Shortly after CrAg LFA was developed, the WHO issued new guidelines recommending its use. But even with the WHO’s stamp of approval, uptake has been sluggish. When I arrived in Uganda in mid-September, the first shipment of 15,000 tests—a donation from Immy—was held up in customs, due to “bureaucratic inertia” and because it is a “nonpriority,” says Boulware. The shipment is still there.

The greatest hurdle to preventing deaths caused by cryptococcal meningitis may be the notion that nothing more need be done. “Crypto is perceived as something that will simply go away,” says Tom Harrison, a professor of medicine at St. George’s Hospital in London and one of the world’s foremost experts on cryptococcal meningitis. “Donors think it’s a done deal.” Of the some $2.5 billion in HIV grants Gates has given away, not a single dollar has gone toward cryptococcal meningitis. Moreover, according to experts, the foundation—which wields considerable influence over the global health agenda—has repeatedly rejected funding proposals for projects that would address the disease, including development of CrAg LFA and its rollout across sub-Saharan Africa. “They say, ‘It’s not in our strategy. We don’t see this as a problem,’” says Jeff Klausner, an HIV specialist at the University of California, Los Angeles, “and they just don’t get it.” A representative for the Gates Foundation declined to comment on the topic.

Klausner, a former chief of HIV/TB care and treatment for the CDC-South Africa, recalls a 2011 meeting in Johannesburg with CDC Director Tom Frieden, in which the two reviewed the country data on crypto and the role CrAg screening could play in controlling it: “He got it very quickly. He said this is going to be ‘one of our winnable battles.’” Weeks later, the CDC posted on its website a call to action: “By 2015, equip one half of all HIV clinics in Africa and Asia to perform Cryptococcustesting and treatment.” Doing so, the agency predicted, “could save 50,000 to 100,000 lives each year.”

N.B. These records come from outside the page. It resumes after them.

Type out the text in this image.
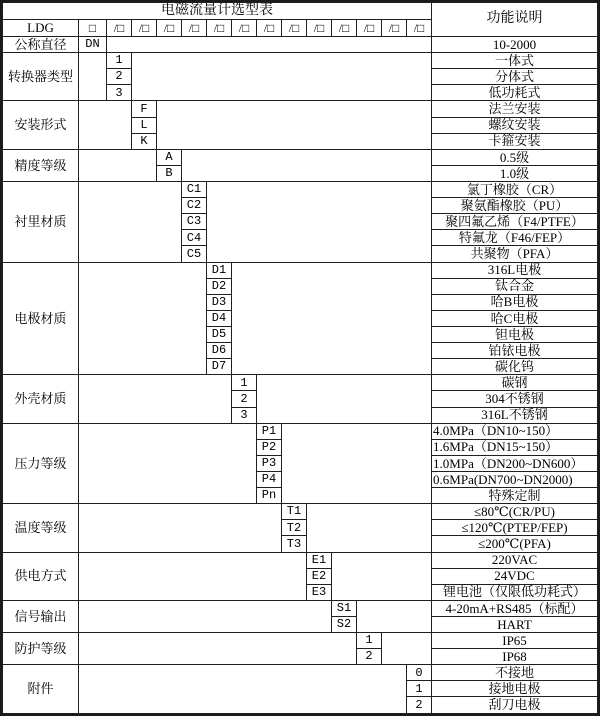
电磁流量计选型表															功能说明
LDG	□	/□	/□	/□	/□	/□	/□	/□	/□	/□	/□	/□	/□	/□	
公称直径	DN														10-2000
转换器类型		1													一体式
		2													分体式
		3													低功耗式
安装形式			F												法兰安装
			L												螺纹安装
			K												卡箍安装
精度等级				A											0.5级
				B											1.0级
衬里材质					C1										氯丁橡胶（CR）
					C2										聚氨酯橡胶（PU）
					C3										聚四氟乙烯（F4/PTFE）
					C4										特氟龙（F46/FEP）
					C5										共聚物（PFA）
电极材质						D1									316L电极
						D2									钛合金
						D3									哈B电极
						D4									哈C电极
						D5									钽电极
						D6									铂铱电极
						D7									碳化钨
外壳材质							1								碳钢
							2								304不锈钢
							3								316L不锈钢
压力等级								P1							4.0MPa（DN10~150）
								P2							1.6MPa（DN15~150）
								P3							1.0MPa（DN200~DN600）
								P4							0.6MPa(DN700~DN2000)
								Pn							特殊定制
温度等级									T1						≤80℃(CR/PU)
									T2						≤120℃(PTEP/FEP)
									T3						≤200℃(PFA)
供电方式										E1					220VAC
										E2					24VDC
										E3					锂电池（仅限低功耗式）
信号输出											S1				4-20mA+RS485（标配）
											S2				HART
防护等级												1			IP65
												2			IP68
附件														0	不接地
														1	接地电极
														2	刮刀电极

Governments are gradually getting on board. So far, 16 countries in sub-Saharan Africa have included CrAg screening in their national guidelines, many with support from the Clinton Health Access Initiative, which recently began working with country ministries of health to develop screening strategies, strengthen supply chains and raise awareness of cryptococcal meningitis among health care workers. Alisat Sadiq had never heard of the disease when she came to work several years ago as a counselor at Mulago Hospital in Kampala, the capital of Uganda. But upon seeing the patients—heads draped with wet cloths, eyes squinting in the light—she thought back to the many people in her home village who had gotten headaches and soon after gone “crazy.” Family members had tied them to their beds for fear they might wander away, and within weeks, she recalls, the wailing finally stopped. “No one knew it was crypto,” she says. And anyway, there were no drugs then, “so everyone died.”

Today, Mulago is ground zero for research on CrAg LFA. Thanks to CrAg screening, those diagnosed before they’ve developed symptoms are getting the treatment they need as part of the research trial. But the big question, says Boulware, is what will happen when the study ends and the burden of funding falls to the government. “It’s one thing for countries to include screening in the guidelines,” he says. “But there are a lot of recommended guidelines that never actually get implemented, especially when there’s no donor money to support it.”

Which might be why, as 2016 begins, few countries have made significant headway, and only one, Rwanda, has rolled out screening at the national level. “I think it’s shameful,” says Klausner. “People know crypto as a cause of death in AIDS patients. But people expect AIDS patients to die.” And so, prostrate to fatalism, they have given up the fight against this deadly disease.